それ以外だと面白おかしく話す者達、噂好きや陰謀論者が流す様なものしか聞き及んでいないのだろう。
「ふふふ。私もオリナウトと同じなのです。
憶測や噂の渦中に置かせたくないと考えたお祖父さまの計らいで、田舎の小領地へ人目から隠れる様にして育てられてきました」
「そんな、姫様が息子と同じだなんて、そんな畏れ多い…」
「いいえ、これは事実です。
フィンツ子爵さまはオリナウトをこれから先どう育てるおつもりなのですか」
私は解っている。
アルフレッドの考えていた事なら把握している、それを解った上で聞く。
「それは、精神の幼い息子は確かに他の子女の方々と比べれば遅れていますが、長い目で見ればいずれはそれなりに生きる術を学ぶものと、そう信じております。
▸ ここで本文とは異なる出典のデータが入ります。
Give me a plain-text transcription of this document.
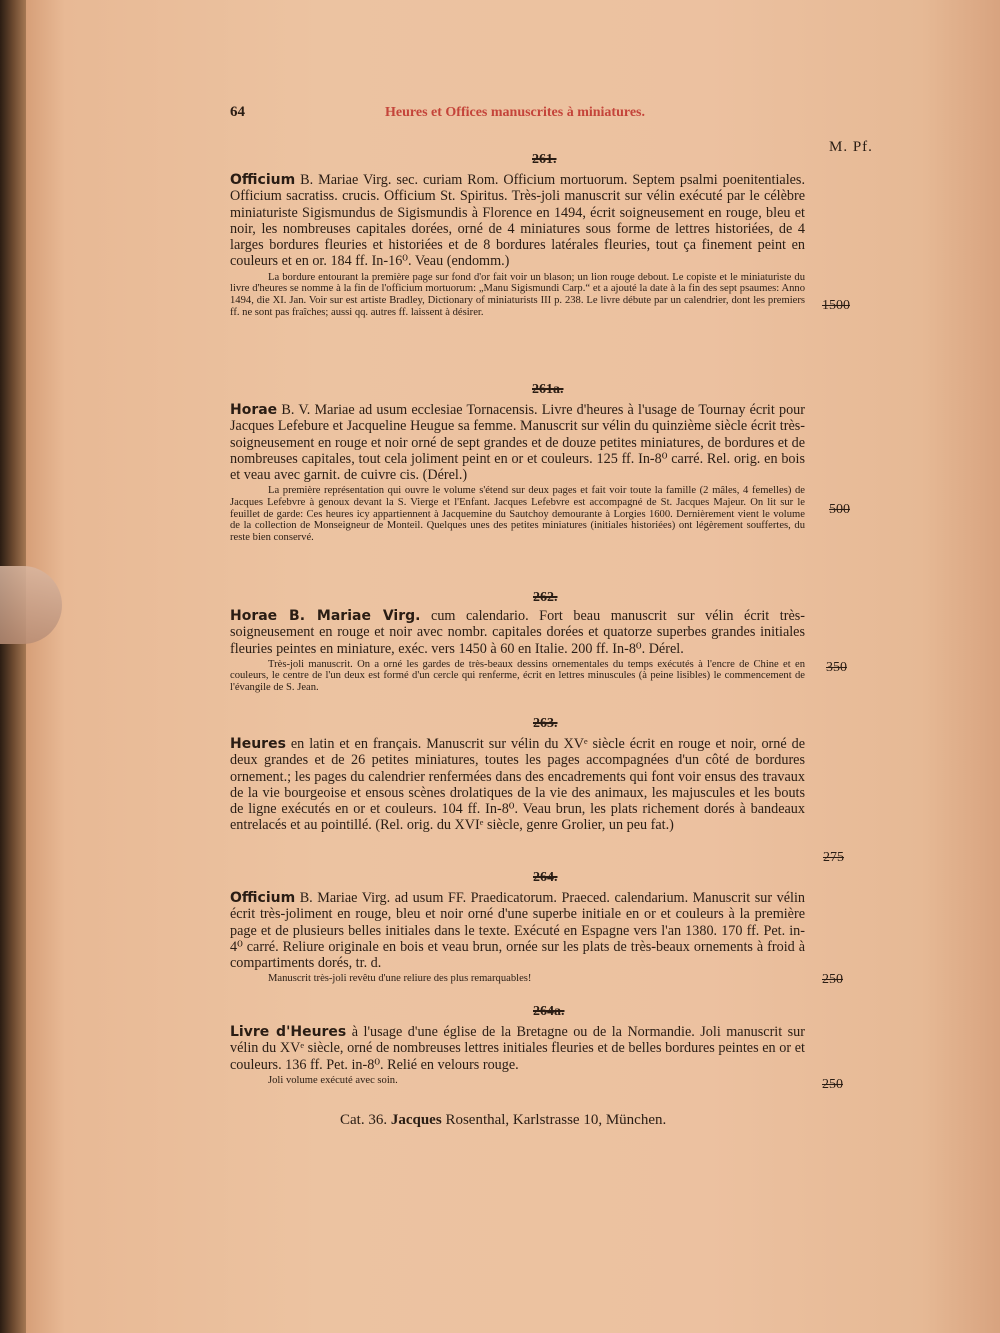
64	Heures et Offices manuscrites à miniatures.
M. Pf.
261.
Officium B. Mariae Virg. sec. curiam Rom. Officium mortuorum. Septem psalmi poenitentiales. Officium sacratiss. crucis. Officium St. Spiritus. Très-joli manuscrit sur vélin exécuté par le célèbre miniaturiste Sigismundus de Sigismundis à Florence en 1494, écrit soigneusement en rouge, bleu et noir, les nombreuses capitales dorées, orné de 4 miniatures sous forme de lettres historiées, de 4 larges bordures fleuries et historiées et de 8 bordures latérales fleuries, tout ça finement peint en couleurs et en or. 184 ff. In-16⁰. Veau (endomm.)
La bordure entourant la première page sur fond d'or fait voir un blason; un lion rouge debout. Le copiste et le miniaturiste du livre d'heures se nomme à la fin de l'officium mortuorum: „Manu Sigismundi Carp.“ et a ajouté la date à la fin des sept psaumes: Anno 1494, die XI. Jan. Voir sur est artiste Bradley, Dictionary of miniaturists III p. 238. Le livre débute par un calendrier, dont les premiers ff. ne sont pas fraîches; aussi qq. autres ff. laissent à désirer.	1500
261a.
Horae B. V. Mariae ad usum ecclesiae Tornacensis. Livre d'heures à l'usage de Tournay écrit pour Jacques Lefebure et Jacqueline Heugue sa femme. Manuscrit sur vélin du quinzième siècle écrit très-soigneusement en rouge et noir orné de sept grandes et de douze petites miniatures, de bordures et de nombreuses capitales, tout cela joliment peint en or et couleurs. 125 ff. In-8⁰ carré. Rel. orig. en bois et veau avec garnit. de cuivre cis. (Dérel.)
La première représentation qui ouvre le volume s'étend sur deux pages et fait voir toute la famille (2 mâles, 4 femelles) de Jacques Lefebvre à genoux devant la S. Vierge et l'Enfant. Jacques Lefebvre est accompagné de St. Jacques Majeur. On lit sur le feuillet de garde: Ces heures icy appartiennent à Jacquemine du Sautchoy demourante à Lorgies 1600. Dernièrement vient le volume de la collection de Monseigneur de Monteil. Quelques unes des petites miniatures (initiales historiées) ont légèrement souffertes, du reste bien conservé.
500
262.
Horae B. Mariae Virg. cum calendario. Fort beau manuscrit sur vélin écrit très-soigneusement en rouge et noir avec nombr. capitales dorées et quatorze superbes grandes initiales fleuries peintes en miniature, exéc. vers 1450 à 60 en Italie. 200 ff. In-8⁰. Dérel.
Très-joli manuscrit. On a orné les gardes de très-beaux dessins ornementales du temps exécutés à l'encre de Chine et en couleurs, le centre de l'un deux est formé d'un cercle qui renferme, écrit en lettres minuscules (à peine lisibles) le commencement de l'évangile de S. Jean.
350
263.
Heures en latin et en français. Manuscrit sur vélin du XVᵉ siècle écrit en rouge et noir, orné de deux grandes et de 26 petites miniatures, toutes les pages accompagnées d'un côté de bordures ornement.; les pages du calendrier renfermées dans des encadrements qui font voir ensus des travaux de la vie bourgeoise et ensous scènes drolatiques de la vie des animaux, les majuscules et les bouts de ligne exécutés en or et couleurs. 104 ff. In-8⁰. Veau brun, les plats richement dorés à bandeaux entrelacés et au pointillé. (Rel. orig. du XVIᵉ siècle, genre Grolier, un peu fat.)
275
264.
Officium B. Mariae Virg. ad usum FF. Praedicatorum. Praeced. calendarium. Manuscrit sur vélin écrit très-joliment en rouge, bleu et noir orné d'une superbe initiale en or et couleurs à la première page et de plusieurs belles initiales dans le texte. Exécuté en Espagne vers l'an 1380. 170 ff. Pet. in-4⁰ carré. Reliure originale en bois et veau brun, ornée sur les plats de très-beaux ornements à froid à compartiments dorés, tr. d.
Manuscrit très-joli revêtu d'une reliure des plus remarquables!	250
264a.
Livre d'Heures à l'usage d'une église de la Bretagne ou de la Normandie. Joli manuscrit sur vélin du XVᵉ siècle, orné de nombreuses lettres initiales fleuries et de belles bordures peintes en or et couleurs. 136 ff. Pet. in-8⁰. Relié en velours rouge.
Joli volume exécuté avec soin.	250
Cat. 36. Jacques Rosenthal, Karlstrasse 10, München.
あの子は決して他者より劣る子ではありません。それは誰よりも分かっているつもりです。
ただ少し、成長するのが遅いだけなのです…」
「ええ、存じておりますわ。
子爵さま、奥さまの事は聞き及んでおります。聡明な方だったそうですが、もう亡くなられているのだとか。お悔やみ申し上げます」
その言葉に沈んだ表情を見せるアルフレッド。
「いえ、そんな…。もう五年以上も前の事ですから。
ですが、ええ、仰られる通り妻は息子が十歳になる前に、病に冒されそのまま…」
「奥さまはオリナウトの本当の理解者であったのではありませんか」
「はい、はいその通りです!
生前の妻は常に息子を気にかけており、息子の知りたがった事に何でも答えておりました。
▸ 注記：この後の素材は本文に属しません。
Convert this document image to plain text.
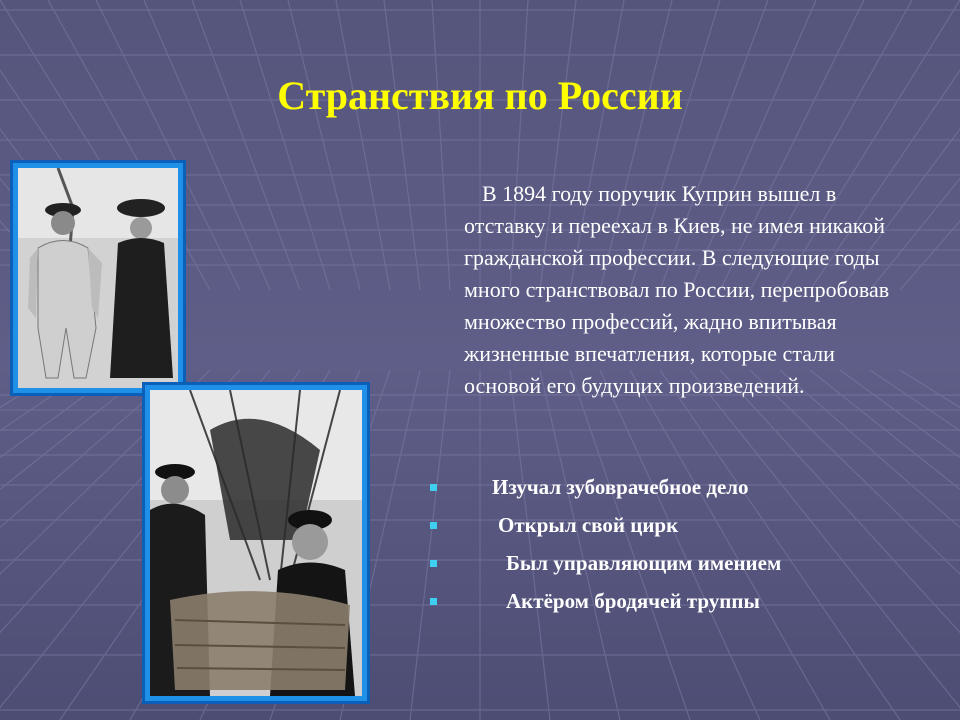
Странствия по России
В 1894 году поручик Куприн вышел в отставку и переехал в Киев, не имея никакой гражданской профессии. В следующие годы много странствовал по России, перепробовав множество профессий, жадно впитывая жизненные впечатления, которые стали основой его будущих произведений.
Изучал зубоврачебное дело
Открыл свой цирк
Был управляющим имением
Актёром бродячей труппы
妻は私には勿体無いくらいに聡明で賢く博識で、オリナウトはそんな妻にいつも甘えておりました」
涙をホロホロと零しながらアルフレッドは答える。
オリナウトは母の明晰な頭脳と、一種の自閉症とを同時に持って生まれたのだ。
私の前世の記憶によるなら、特化型の天才と呼ばれる者にありがちなパターンである。
だが、この世界ではそういった者に対する正確な知識が浸透していない。
おそらくは知的障害と同じ扱いをされているのだろう。
「フィンツ子爵さま。オリナウトに必要なのは自分を理解してくれる存在です。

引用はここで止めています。